As Tommy, Pesci wisecracked, pontificated, wooed, and murdered too convincingly for comfort. The performance earned him his second Oscar nomination for Best Supporting Actor, and when the big night came in 1991 Pesci won the award.

While Pesci steals a number of scenes in the film, he hits a particular high in a scene he suggested to Scorsese. It takes place at the crew’s hangout, the Bamboo Lounge, and it starts with Tommy telling a hilarious story. At the end, Henry Hill (Ray Liotta) tells his friend he’s “really funny.”

That’s when things get uncomfortable. “What do you mean I’m funny?” Tommy asks Henry.

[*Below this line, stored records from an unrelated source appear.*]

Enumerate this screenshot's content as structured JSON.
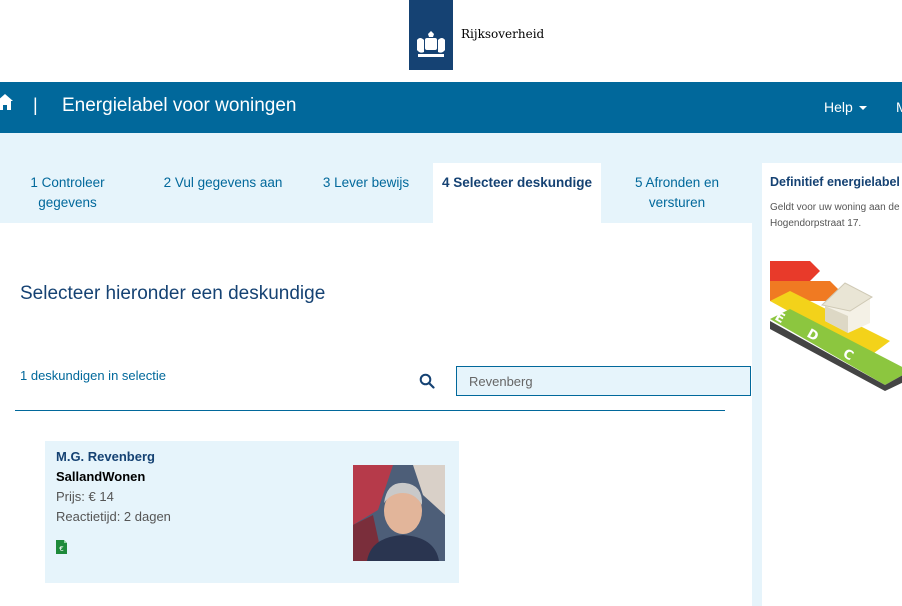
{
  "brand": {
    "logo_text": "Rijksoverheid",
    "color": "#154273"
  },
  "header": {
    "title": "Energielabel voor woningen",
    "separator": "|",
    "help_label": "Help",
    "menu_label": "M",
    "bg_color": "#01689b"
  },
  "steps": [
    {
      "label": "1 Controleer gegevens",
      "active": false
    },
    {
      "label": "2 Vul gegevens aan",
      "active": false
    },
    {
      "label": "3 Lever bewijs",
      "active": false
    },
    {
      "label": "4 Selecteer deskundige",
      "active": true
    },
    {
      "label": "5 Afronden en versturen",
      "active": false
    }
  ],
  "main": {
    "heading": "Selecteer hieronder een deskundige",
    "count_text": "1 deskundigen in selectie",
    "search": {
      "value": "Revenberg",
      "icon": "search-icon"
    }
  },
  "expert": {
    "name": "M.G. Revenberg",
    "company": "SallandWonen",
    "price": "Prijs: € 14",
    "reaction_time": "Reactietijd: 2 dagen",
    "file_icon": "spreadsheet-euro-icon"
  },
  "sidebar": {
    "title": "Definitief energielabel",
    "text_line1": "Geldt voor uw woning aan de",
    "text_line2": "Hogendorpstraat 17.",
    "label_letters": [
      "E",
      "D",
      "C"
    ]
  }
}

For the next 65 seconds, Tommy keeps asking the question in increasingly menacing ways. Meanwhile, the otherwise active Goodfellas camerawork halts, settling in with two medium shots.

Martin Scorsese’s signature ‘Goodfellas’ shots feature a great deal of movement

Joe Pesci laughing
Joe Pesci with Robert De Niro, Spike Lee, and MAatin Scorsese|The LIFE Picture Collection via Getty Images

Scorsese and Goodfellas director of photography Michael Ballhaus received widespread praise for their work on this picture, and the camerawork is rarely a background feature. In the film’s two signature Steadicam shots (including the one at the Copacabana), the camera swoops with abandon. It’s meant to be noticed.

That also applies to the second signature shot, in which the crew at the Bamboo Lounge gets introduced. But you get lots of camera movement right from the film’s opening scene. Once the crew pulls over to check on the contents of the trunk (it’s the half-dead Billy Batts), the camera creeps, swings, cuts, and zooms. And you frequently get looks from multiple angles.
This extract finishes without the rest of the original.